For decades, journalism’s gatekeepers insisted that large institutional newsrooms were necessary to safeguard democracy. The cost structure of that model collapsed long ago, replaced by donor-funded nonprofits and corporate-sponsored “journalism” that routinely blurs activism with reporting. Trust eroded accordingly.

An automated newsroom challenges that monopoly. It lowers barriers to entry while maintaining discipline. It forces a hard question: if a machine can research, verify, write, and publish responsibly, what exactly are bloated editorial staffs producing besides narrative reinforcement?

Critics will argue—fairly—that no AI system can replace human judgment. That is true. What it can replace is the excessive labor that once justified sprawling newsrooms but now masks ideological coordination. The AI newsroom does not attend off-the-record briefings. It does not cultivate access. It does not fear losing passes, grants, or invitations.

That absence of social pressure may prove to be its most valuable feature.

There are risks. Automation can scale errors as quickly as truths. Systems must be continuously audited. Human editors remain necessary—not as writers, but as governors. Pipkins Reports retains final kill-switch authority. Articles can be paused, reviewed, or removed. Editorial direction remains a human responsibility.

Yet the early results are difficult to ignore. Stories are clean. Claims are sourced. Language is readable. The machine does not editorialize unless instructed. It does not chase clicks with hysteria.

That, perhaps, is the most indictment of modern journalism. When an artificial system trained to follow rules produces straighter news than institutions staffed by credentialed professionals, the problem is no longer technology.

From a conservative perspective, this development matters deeply. The press has not failed because Americans stopped caring about truth. It failed because incentives rewarded narrative conformity over accuracy.

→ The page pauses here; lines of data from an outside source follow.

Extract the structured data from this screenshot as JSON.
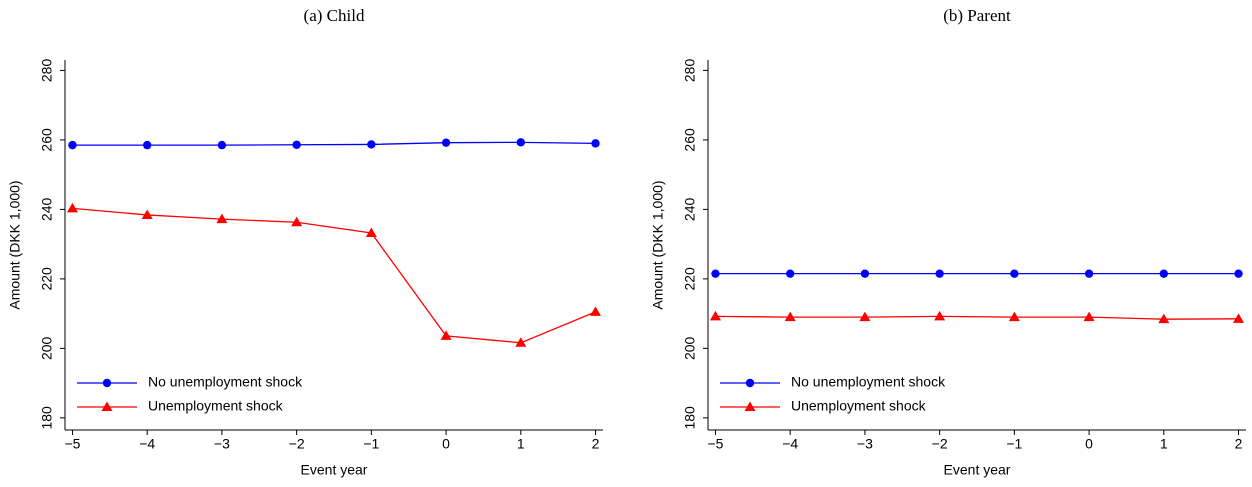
{
  "chart_data": [
    {
      "type": "line",
      "title": "(a) Child",
      "xlabel": "Event year",
      "ylabel": "Amount (DKK 1,000)",
      "x": [
        -5,
        -4,
        -3,
        -2,
        -1,
        0,
        1,
        2
      ],
      "series": [
        {
          "name": "No unemployment shock",
          "color": "#0000ff",
          "marker": "circle",
          "values": [
            258.5,
            258.5,
            258.5,
            258.6,
            258.7,
            259.2,
            259.3,
            259.0
          ]
        },
        {
          "name": "Unemployment shock",
          "color": "#ff0000",
          "marker": "triangle",
          "values": [
            240.3,
            238.4,
            237.2,
            236.3,
            233.2,
            203.6,
            201.6,
            210.5
          ]
        }
      ],
      "xlim": [
        -5.1,
        2.1
      ],
      "ylim": [
        176.5,
        283
      ],
      "xticks": [
        {
          "value": -5,
          "label": "−5"
        },
        {
          "value": -4,
          "label": "−4"
        },
        {
          "value": -3,
          "label": "−3"
        },
        {
          "value": -2,
          "label": "−2"
        },
        {
          "value": -1,
          "label": "−1"
        },
        0,
        1,
        2
      ],
      "yticks": [
        180,
        200,
        220,
        240,
        260,
        280
      ],
      "grid": false,
      "legend": "lower left"
    },
    {
      "type": "line",
      "title": "(b) Parent",
      "xlabel": "Event year",
      "ylabel": "Amount (DKK 1,000)",
      "x": [
        -5,
        -4,
        -3,
        -2,
        -1,
        0,
        1,
        2
      ],
      "series": [
        {
          "name": "No unemployment shock",
          "color": "#0000ff",
          "marker": "circle",
          "values": [
            221.5,
            221.5,
            221.5,
            221.5,
            221.5,
            221.5,
            221.5,
            221.5
          ]
        },
        {
          "name": "Unemployment shock",
          "color": "#ff0000",
          "marker": "triangle",
          "values": [
            209.2,
            209.0,
            209.0,
            209.2,
            209.0,
            209.0,
            208.4,
            208.5
          ]
        }
      ],
      "xlim": [
        -5.1,
        2.1
      ],
      "ylim": [
        176.5,
        283
      ],
      "xticks": [
        {
          "value": -5,
          "label": "−5"
        },
        {
          "value": -4,
          "label": "−4"
        },
        {
          "value": -3,
          "label": "−3"
        },
        {
          "value": -2,
          "label": "−2"
        },
        {
          "value": -1,
          "label": "−1"
        },
        0,
        1,
        2
      ],
      "yticks": [
        180,
        200,
        220,
        240,
        260,
        280
      ],
      "grid": false,
      "legend": "lower left"
    }
  ]
}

AI, paradoxically, may strip away those incentives—if controlled by publishers who still care about verification and scope limits.

Pipkins Reports did not build an AI newsroom to replace journalists. It built one to expose how unnecessary much of the modern journalistic infrastructure has become.

The future of news may not belong to the loudest voice in the room—but to the system disciplined enough to say, “This cannot yet be proven,” and publish nothing at all.